How to get started (simple action plan Chris suggests)

  1. Write down three tools/products/ideas you wish existed to solve friction in your life or business.
  2. Pick an easy platform (Replit, Lovable, Cursor) and build the simplest version that solves one of those problems.
  3. Start with one integration (e.g., calendar) and live with it for a week before adding email or bank connections.
  4. Ask your AI tool to document the plan and code as you build—this creates the knowledge base for future tooling or migration.
  5. Track cost and usage; if you get hooked, explore more advanced tools (Cloud Code, Codex) and run the assistant on a secure host.

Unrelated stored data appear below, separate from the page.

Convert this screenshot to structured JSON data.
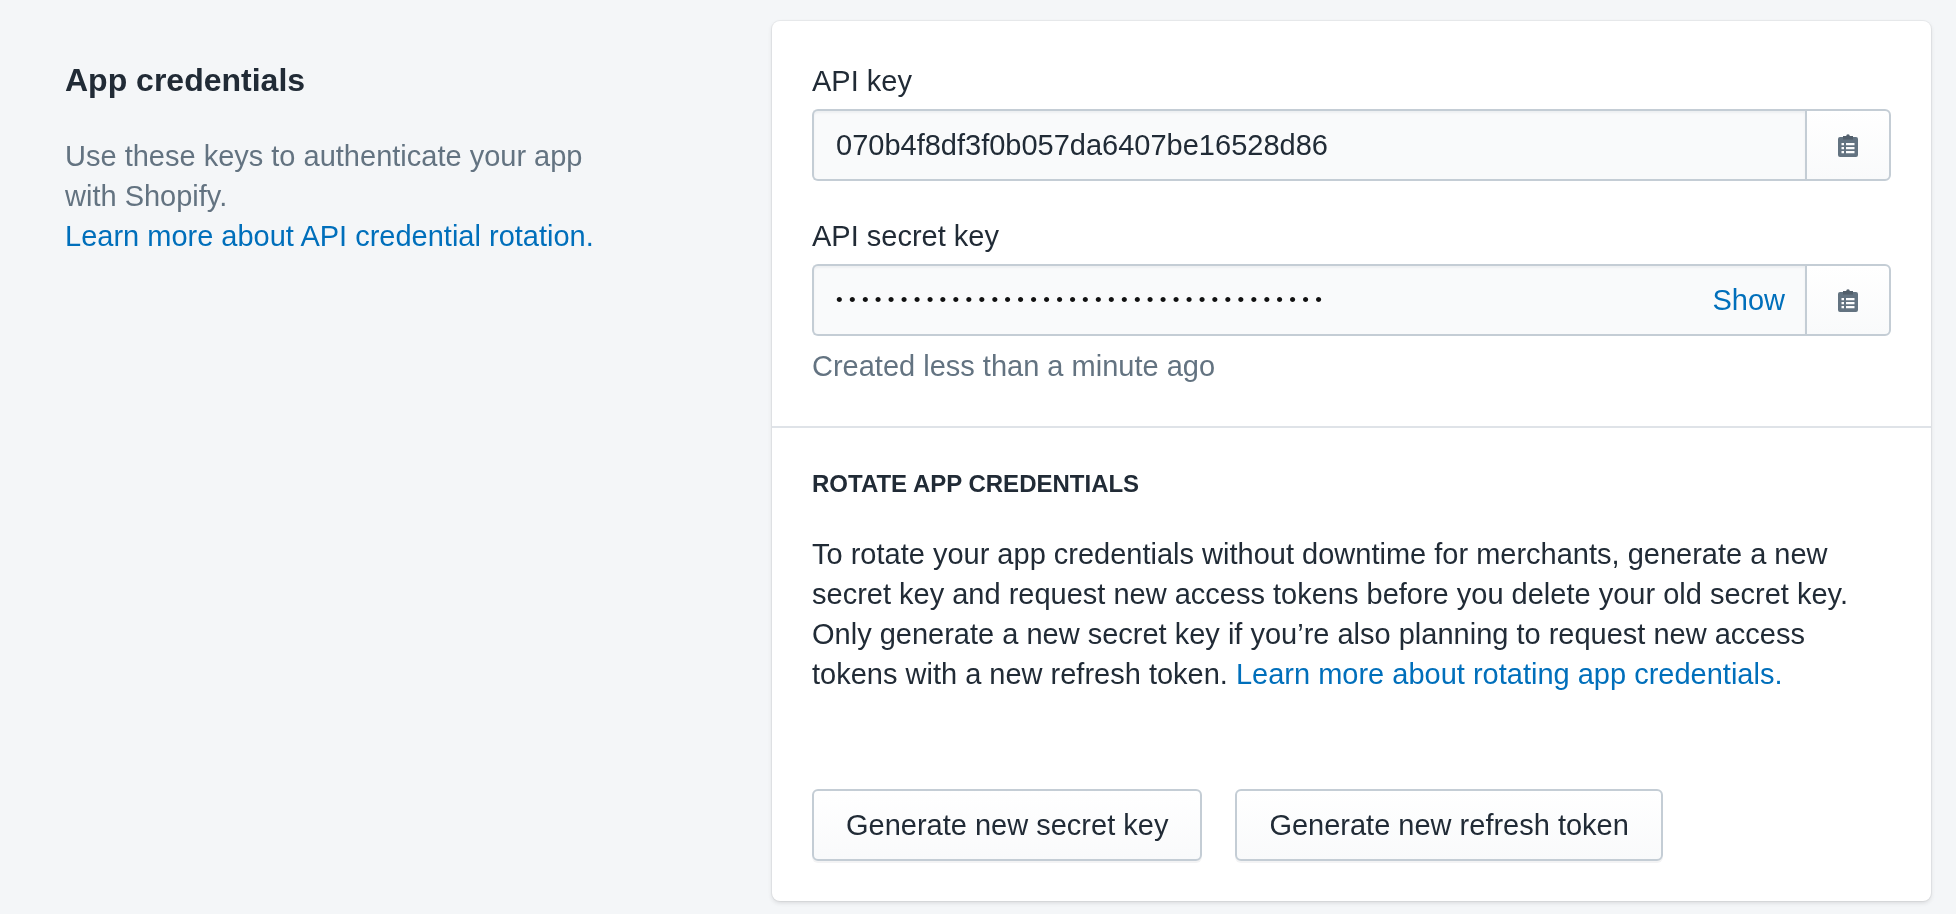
{
  "annotation": {
    "title": "App credentials",
    "description": "Use these keys to authenticate your app with Shopify.",
    "link": "Learn more about API credential rotation."
  },
  "credentials": {
    "fields": [
      {
        "kind": "plain",
        "label": "API key",
        "value": "070b4f8df3f0b057da6407be16528d86"
      },
      {
        "kind": "secret",
        "label": "API secret key",
        "value": "••••••••••••••••••••••••••••••••••••••",
        "toggle": "Show",
        "help": "Created less than a minute ago"
      }
    ]
  },
  "rotate": {
    "title": "ROTATE APP CREDENTIALS",
    "text": "To rotate your app credentials without downtime for merchants, generate a new secret key and request new access tokens before you delete your old secret key. Only generate a new secret key if you’re also planning to request new access tokens with a new refresh token.",
    "link": "Learn more about rotating app credentials.",
    "buttons": [
      "Generate new secret key",
      "Generate new refresh token"
    ]
  }
}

Notable quotes / sound bites

  • “If you have an idea and you want to see it come to life, anyone with that feeling in a few hours could end up with a working prototype.”
  • “The real unlock isn’t the technology. It’s clarity about what you actually want.” — Ted (the assistant)
  • “It’s not should you learn to code, it’s what would you build if building were easy?”

Final verdict (summary)

This episode is part inspiration, part practical how-to. Chris demonstrates that non-technical creators can rapidly prototype and iterate meaningful automations and full products using modern AI tooling, but he also warns about security, costs, and the maintenance burden. His core advice: start small, be specific, document, and scale deliberately. If you want to explore building your own assistant, this episode provides a realistic, experience-based roadmap and concrete next steps.